We want to integrate the learned model and compare to integration of the discretized true system. First, we set up the vector field that denotes the right-hand side of the spatially discretized PDE.

In [None]:
M = x.size
e = np.ones(M)
D1 = .5/dx*spdiags([e,-e,e,-e], np.array([-M+1,-1,1,M-1]), M, M).toarray() # Central difference matrix
D2 = 1/dx**2*spdiags([e,e,-2*e,e,e], np.array([-M+1,-1,0,1,M-1]), M, M).toarray() # 2nd order central difference matrix

def true_f(u):
    dH = -.5*eta*u**2 - (gamma**2 * u @ D2)
    SdH = D1 @ dH
    return SdH

def learned_hnn_f(u):
    u = torch.tensor(u.reshape(1,1,-1), requires_grad=True, dtype=torch.float32)
    H = model.hamiltonian(u)
    dH = torch.autograd.grad(H.sum(), u, retain_graph=False, create_graph=False)[0]
    SdH = torch.tensor(D1, dtype=torch.float32) @ dH.reshape(-1,1)
    return SdH.flatten().detach().numpy()

Decide on an initial state for the test:

In [None]:
k1, k2 = 0.6, 0.8
d1, d2 = 0.3, 0.8
M = x.size
P = (x[0,-1]-x[0,0])*M/(M-1)
sech = lambda a: 1/np.cosh(a)
u0 = 0
u0 += (-6./-eta)*2 * k1**2 * sech(np.abs(k1 * ((x+P/2-P*d1) % P - P/2)))**2
u0 += (-6./-eta)*2 * k2**2 * sech(np.abs(k2 * ((x+P/2-P*d2) % P - P/2)))**2
u0 = np.concatenate([u0[M:], u0[:M]], axis=0)[0,:]

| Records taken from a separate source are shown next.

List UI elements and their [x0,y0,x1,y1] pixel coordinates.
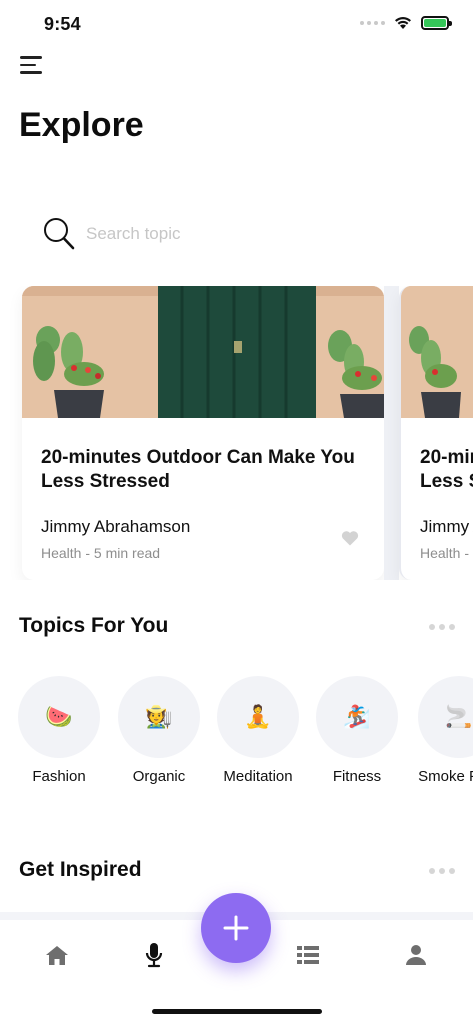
plus-icon [223,915,249,941]
topic-label: Organic [132,768,186,785]
home-icon[interactable] [42,942,72,968]
article-author: Jimmy Abrahamson [41,517,191,536]
article-image [22,286,384,418]
topic-label: Smoke Free [418,768,473,785]
inspired-header: Get Inspired [19,858,459,888]
microphone-icon[interactable] [139,942,169,968]
article-title[interactable]: 20-minutes Outdoor Can Make You Less Str… [420,446,473,494]
topic-label: Fashion [32,768,86,785]
topic-item[interactable]: 🍉 Fashion [18,676,100,785]
article-title[interactable]: 20-minutes Outdoor Can Make You Less Str… [41,446,361,494]
status-time: 9:54 [44,14,81,34]
page-title: Explore [19,106,144,144]
watermelon-icon: 🍉 [18,676,100,758]
search-input[interactable] [86,224,386,244]
card-separator [384,286,399,580]
search-icon [44,218,75,250]
article-carousel[interactable]: 20-minutes Outdoor Can Make You Less Str… [0,286,473,580]
farmer-icon: 🧑‍🌾 [118,676,200,758]
topic-label: Fitness [332,768,382,785]
cigarette-icon: 🚬 [418,676,473,758]
topic-item[interactable]: 🚬 Smoke Free [418,676,473,785]
topics-list[interactable]: 🍉 Fashion 🧑‍🌾 Organic 🧘 Meditation 🏂 Fit… [18,676,473,796]
topic-label: Meditation [223,768,293,785]
home-indicator [152,1009,322,1014]
article-meta: Health - 5 min read [41,545,161,561]
search-bar[interactable] [42,214,422,254]
more-icon[interactable] [429,868,455,874]
status-bar: 9:54 [0,0,473,48]
topic-item[interactable]: 🏂 Fitness [316,676,398,785]
section-title: Topics For You [19,614,169,637]
list-icon[interactable] [293,942,323,968]
topics-header: Topics For You [19,614,459,644]
status-indicators [360,15,452,30]
article-card[interactable]: 20-minutes Outdoor Can Make You Less Str… [22,286,384,580]
article-author: Jimmy Abrahamson [420,517,473,536]
menu-icon[interactable] [20,56,44,76]
topic-item[interactable]: 🧑‍🌾 Organic [118,676,200,785]
profile-icon[interactable] [401,942,431,968]
wifi-icon [395,17,411,29]
snowboarder-icon: 🏂 [316,676,398,758]
heart-icon[interactable] [341,530,359,546]
meditation-icon: 🧘 [217,676,299,758]
add-button[interactable] [201,893,271,963]
article-card[interactable]: 20-minutes Outdoor Can Make You Less Str… [399,286,473,580]
article-image [401,286,473,418]
battery-icon [421,15,452,30]
topic-item[interactable]: 🧘 Meditation [217,676,299,785]
article-meta: Health - 5 min read [420,545,473,561]
section-title: Get Inspired [19,858,142,881]
more-icon[interactable] [429,624,455,630]
signal-icon [360,20,385,25]
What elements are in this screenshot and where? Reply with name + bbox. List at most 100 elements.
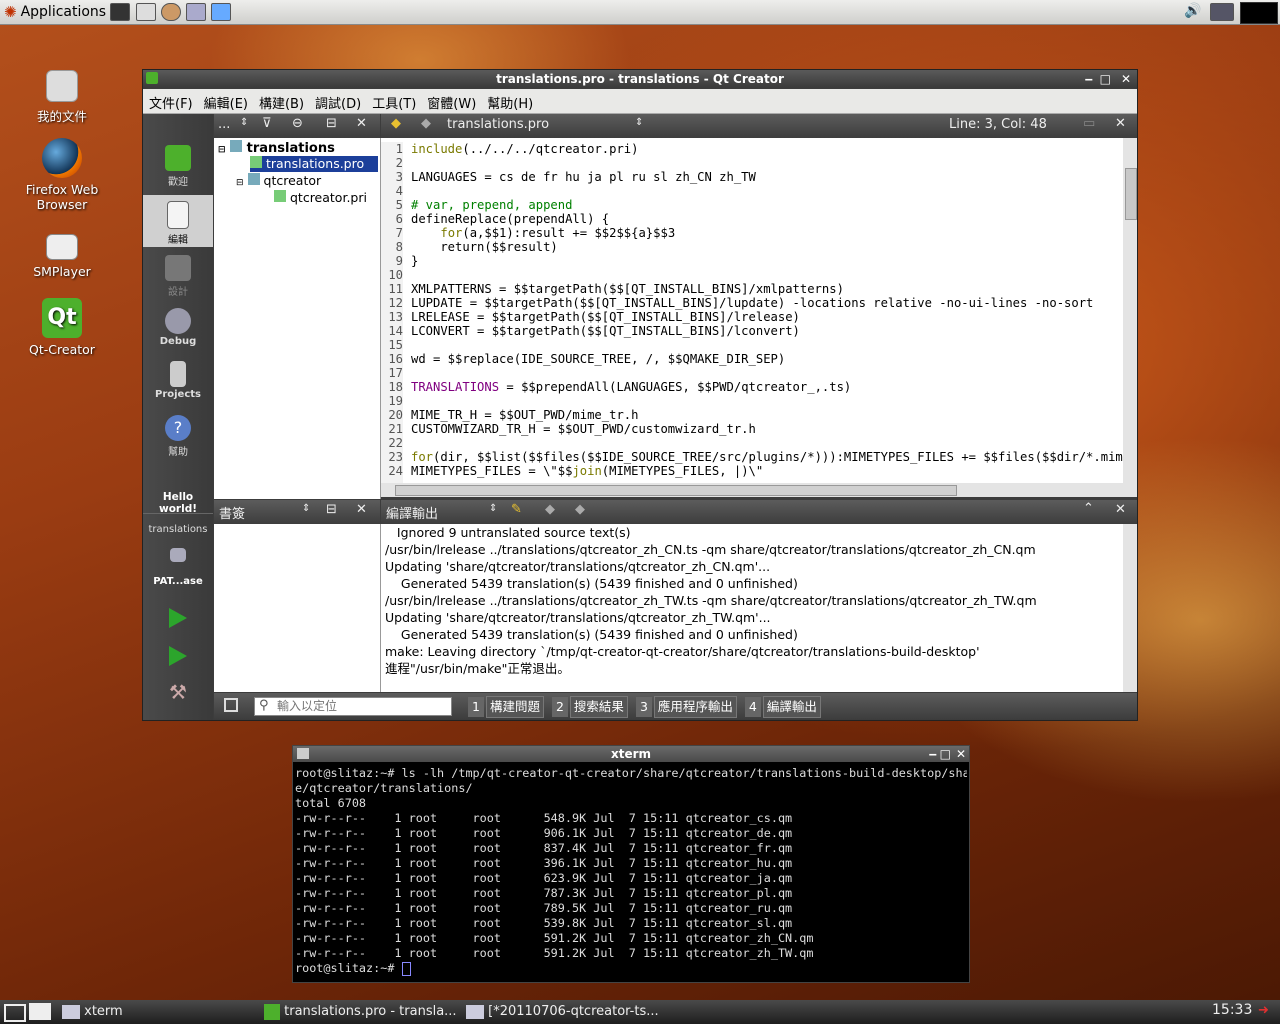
locator-field[interactable] bbox=[277, 698, 447, 713]
desktop-icon-qt-creator[interactable]: Qt Qt-Creator bbox=[12, 298, 112, 357]
bookmarks-label[interactable]: 書簽 bbox=[219, 503, 245, 522]
run-icon bbox=[169, 608, 187, 628]
qt-title-bar[interactable]: translations.pro - translations - Qt Cre… bbox=[143, 70, 1137, 88]
menu-tools[interactable]: 工具(T) bbox=[366, 89, 421, 112]
file-manager-launcher-icon[interactable] bbox=[186, 3, 206, 21]
terminal-output[interactable]: root@slitaz:~# ls -lh /tmp/qt-creator-qt… bbox=[295, 766, 967, 980]
menu-window[interactable]: 窗體(W) bbox=[421, 89, 481, 112]
line-number: 22 bbox=[388, 436, 403, 450]
split-icon[interactable]: ⊟ bbox=[326, 502, 337, 517]
logout-icon[interactable]: ➜ bbox=[1258, 1003, 1269, 1018]
mode-help[interactable]: ? 幫助 bbox=[143, 411, 213, 463]
maximize-button[interactable]: □ bbox=[1100, 70, 1111, 88]
close-button[interactable]: ✕ bbox=[1121, 70, 1131, 88]
mode-debug[interactable]: Debug bbox=[143, 304, 213, 356]
minimize-button[interactable]: ‒ bbox=[1085, 70, 1093, 88]
clock: 15:33 bbox=[1212, 1002, 1253, 1018]
selector-arrows-icon[interactable]: ⇕ bbox=[302, 503, 310, 514]
locator-input[interactable]: ⚲ bbox=[254, 697, 452, 716]
mode-welcome[interactable]: 歡迎 bbox=[143, 141, 213, 193]
split-icon[interactable]: ⊟ bbox=[326, 116, 337, 131]
tab-compile-output[interactable]: 4 編譯輸出 bbox=[744, 696, 821, 718]
tab-application-output[interactable]: 3 應用程序輸出 bbox=[635, 696, 737, 718]
menu-help[interactable]: 幫助(H) bbox=[481, 89, 538, 112]
selector-arrows-icon[interactable]: ⇕ bbox=[489, 503, 497, 514]
task-image-editor[interactable]: [*20110706-qtcreator-ts... bbox=[466, 1002, 659, 1022]
forward-icon[interactable]: ◆ bbox=[421, 116, 431, 131]
menu-edit[interactable]: 編輯(E) bbox=[198, 89, 253, 112]
compile-output[interactable]: Ignored 9 untranslated source text(s) /us… bbox=[381, 524, 1137, 692]
minimize-button[interactable]: ‒ bbox=[929, 746, 937, 762]
line-number: 24 bbox=[388, 464, 403, 478]
mode-design[interactable]: 設計 bbox=[143, 251, 213, 303]
lock-icon[interactable]: ▭ bbox=[1083, 116, 1095, 131]
applications-menu[interactable]: ✺ Applications bbox=[4, 3, 106, 21]
close-button[interactable]: ✕ bbox=[956, 746, 966, 762]
selector-arrows-icon[interactable]: ⇕ bbox=[635, 117, 643, 128]
close-pane-icon[interactable]: ✕ bbox=[356, 116, 367, 131]
code-editor[interactable]: 1 2 3 4 5 6 7 8 9 10 11 12 13 14 15 16 17 18 19 20 21 22 23 24 … bbox=[381, 138, 1137, 483]
tree-item-translations[interactable]: ⊟ translations bbox=[218, 140, 335, 156]
tab-search-results[interactable]: 2 搜索結果 bbox=[551, 696, 628, 718]
status-bar: ⚲ 1構建問題 2搜索結果 3應用程序輸出 4編譯輸出 bbox=[214, 693, 1137, 719]
build-button[interactable]: ⚒ bbox=[143, 680, 213, 710]
close-editor-icon[interactable]: ✕ bbox=[1115, 116, 1126, 131]
sync-icon[interactable]: ⊖ bbox=[292, 116, 303, 131]
xterm-title-bar[interactable]: xterm ‒ □ ✕ bbox=[293, 746, 969, 762]
editor-toolbar: ◆ ◆ translations.pro ⇕ Line: 3, Col: 48 … bbox=[381, 114, 1137, 138]
previous-item-icon[interactable]: ◆ bbox=[545, 502, 555, 517]
task-xterm[interactable]: xterm bbox=[62, 1002, 123, 1022]
task-qt-creator[interactable]: translations.pro - transla... bbox=[264, 1002, 457, 1022]
control-box-launcher-icon[interactable] bbox=[211, 3, 231, 21]
editor-horizontal-scrollbar[interactable] bbox=[381, 483, 1137, 497]
xterm-task-icon bbox=[62, 1004, 80, 1019]
back-icon[interactable]: ◆ bbox=[391, 116, 401, 131]
output-text: Ignored 9 untranslated source text(s) /us… bbox=[385, 524, 1037, 677]
maximize-pane-icon[interactable]: ⌃ bbox=[1083, 501, 1094, 516]
output-line: Generated 5439 translation(s) (5439 fini… bbox=[385, 576, 798, 591]
show-desktop-icon[interactable] bbox=[4, 1004, 26, 1022]
volume-icon[interactable]: 🔊 bbox=[1184, 3, 1201, 19]
terminal-launcher-icon[interactable] bbox=[110, 3, 130, 21]
workspace-icon[interactable] bbox=[29, 1003, 51, 1020]
view-selector[interactable]: ... bbox=[218, 117, 230, 132]
desktop-icon-smplayer[interactable]: SMPlayer bbox=[12, 234, 112, 279]
close-pane-icon[interactable]: ✕ bbox=[356, 502, 367, 517]
browser-launcher-icon[interactable] bbox=[161, 3, 181, 21]
tree-item-translations-pro[interactable]: translations.pro bbox=[250, 156, 378, 172]
filter-icon[interactable]: ⊽ bbox=[262, 116, 272, 131]
menu-file[interactable]: 文件(F) bbox=[143, 89, 198, 112]
selector-arrows-icon[interactable]: ⇕ bbox=[240, 117, 248, 128]
scroll-thumb[interactable] bbox=[395, 485, 957, 496]
mode-projects[interactable]: Projects bbox=[143, 357, 213, 409]
mode-label: Projects bbox=[154, 389, 201, 400]
maximize-button[interactable]: □ bbox=[940, 746, 951, 762]
mode-edit[interactable]: 編輯 bbox=[143, 195, 213, 247]
cursor-position: Line: 3, Col: 48 bbox=[949, 117, 1047, 132]
toggle-sidebar-icon[interactable] bbox=[224, 698, 238, 712]
debug-run-button[interactable] bbox=[143, 642, 213, 672]
line-number: 17 bbox=[388, 366, 403, 380]
output-selector[interactable]: 編譯輸出 bbox=[386, 503, 438, 522]
target-selector[interactable] bbox=[143, 542, 213, 568]
clear-output-icon[interactable]: ✎ bbox=[511, 502, 522, 517]
next-item-icon[interactable]: ◆ bbox=[575, 502, 585, 517]
tree-item-qtcreator-pri[interactable]: qtcreator.pri bbox=[274, 190, 367, 205]
open-file-selector[interactable]: translations.pro bbox=[447, 117, 549, 132]
menu-build[interactable]: 構建(B) bbox=[253, 89, 309, 112]
editor-vertical-scrollbar[interactable] bbox=[1123, 138, 1137, 483]
tab-build-issues[interactable]: 1 構建問題 bbox=[468, 696, 544, 718]
line-number: 13 bbox=[388, 310, 403, 324]
menu-debug[interactable]: 調試(D) bbox=[309, 89, 366, 112]
editor-launcher-icon[interactable] bbox=[136, 3, 156, 21]
scroll-thumb[interactable] bbox=[1125, 168, 1137, 220]
network-icon[interactable] bbox=[1210, 3, 1234, 21]
tree-item-qtcreator[interactable]: ⊟ qtcreator bbox=[236, 173, 321, 188]
applications-label: Applications bbox=[20, 4, 107, 20]
output-scrollbar[interactable] bbox=[1123, 524, 1137, 692]
run-button[interactable] bbox=[143, 604, 213, 634]
close-pane-icon[interactable]: ✕ bbox=[1115, 502, 1126, 517]
qt-file-icon bbox=[274, 190, 286, 202]
desktop-icon-my-documents[interactable]: 我的文件 bbox=[12, 70, 112, 125]
desktop-icon-firefox[interactable]: Firefox Web Browser bbox=[12, 138, 112, 212]
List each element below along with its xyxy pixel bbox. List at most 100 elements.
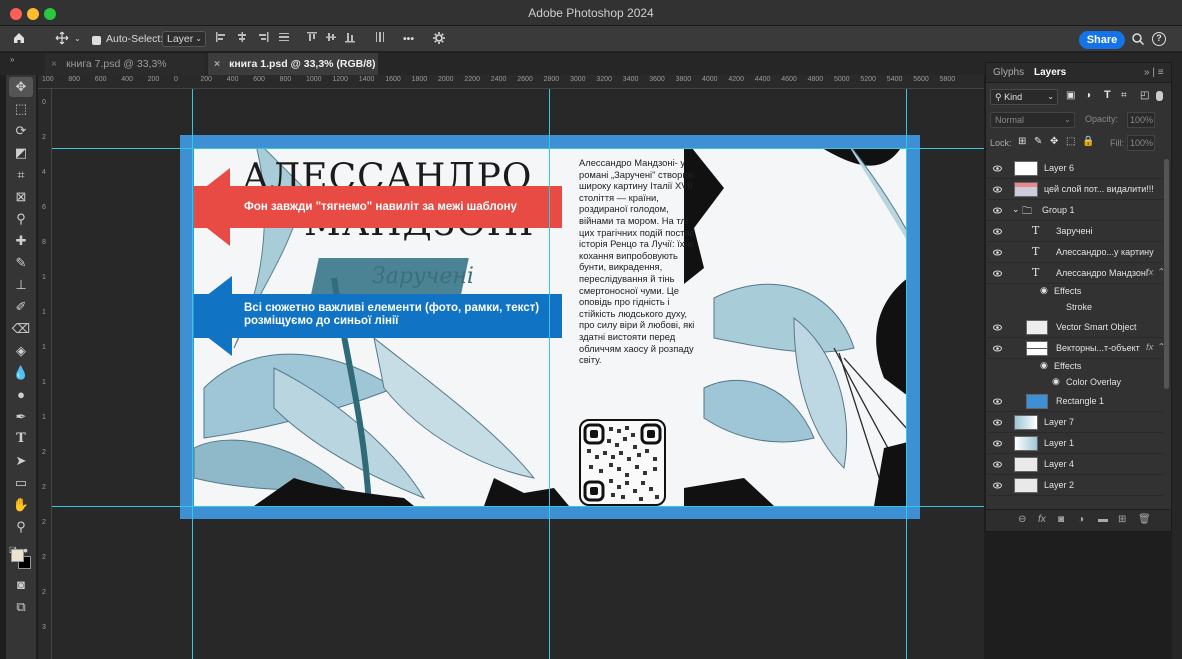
tab-document-1[interactable]: × книга 1.psd @ 33,3% (RGB/8) *: [208, 53, 378, 92]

# u0 = u_exact[0,:] # If testing with initial condition from training data

Integrate with the classic Runge–Kutta method:

In [None]:
def rk4(f, u, t_end, dt):
    t_steps = np.arange(0, t_end + dt, dt)
    u_steps = np.zeros((len(t_steps),) + np.shape(u))
    
    u_steps[0] = u
    for i in range(1, len(t_steps)):
        k1 = dt * f(u)
        k2 = dt * f(u + .5*k1)
        k3 = dt * f(u + .5*k2)
        k4 = dt * f(u + k3)
        u = u + (k1 + 2*k2 + 2*k3 + k4) / 6
        u_steps[i] = u
        
    return t_steps, u_steps

ts, u_true = rk4(true_f, u0, 4, .001)
ts, u_learned = rk4(learned_hnn_f, u0, 4, .001)

In [None]:
figsize = (10, 3)
indices = [
    int(round((u_learned.shape[0] - 1) * 1/4)),
    int(round((u_learned.shape[0] - 1) * 1/2)),
    int(round((u_learned.shape[0] - 1) * 3/4)),
    int(round((u_learned.shape[0] - 1)))
]

for i, idx in enumerate(indices):
    fig = plt.figure(figsize=figsize)
    plt.plot(x[0, :], u_true[idx, :] if i < 3 else u_true[idx - 1, :], 'k-', label='Integrated true flow')
    plt.plot(x[0, :], u_learned[idx, :], 'g-', label='Integrated learned flow')
    plt.xlabel('$x$')
    plt.ylabel('$u(t,x)$')
    plt.title('$t = %.2f$' % ts[idx])
    if i == 0:
        plt.legend()
    plt.show()


### Further modelling

The [phlearn](https://github.com/SINTEF/pseudo-hamiltonian-neural-networks) package can be used to set up PHNNs that can learn PDEs with damping (e.g. due to viscosity) and with external forces acting on the system. [This notebook](https://github.com/SINTEF/pseudo-hamiltonian-neural-networks/blob/main/example_scripts/kdv_example.ipynb) shows how to train a PHNN model for the forced KdV-Burgers equation, i.e.
$$
u_t + \eta u u_x - \nu u_{xx} + \gamma^2 u_{xxx} = f(x, t).
$$
[This notebook](https://github.com/SINTEF/pseudo-hamiltonian-neural-networks/blob/main/example_scripts/phnn_pde_examples.ipynb) is set up to learn several different pseudo-Hamiltonian PDEs. In these notebooks you can also compare the PHNN models to baseline models that do not assume a pseudo-Hamiltonian structure.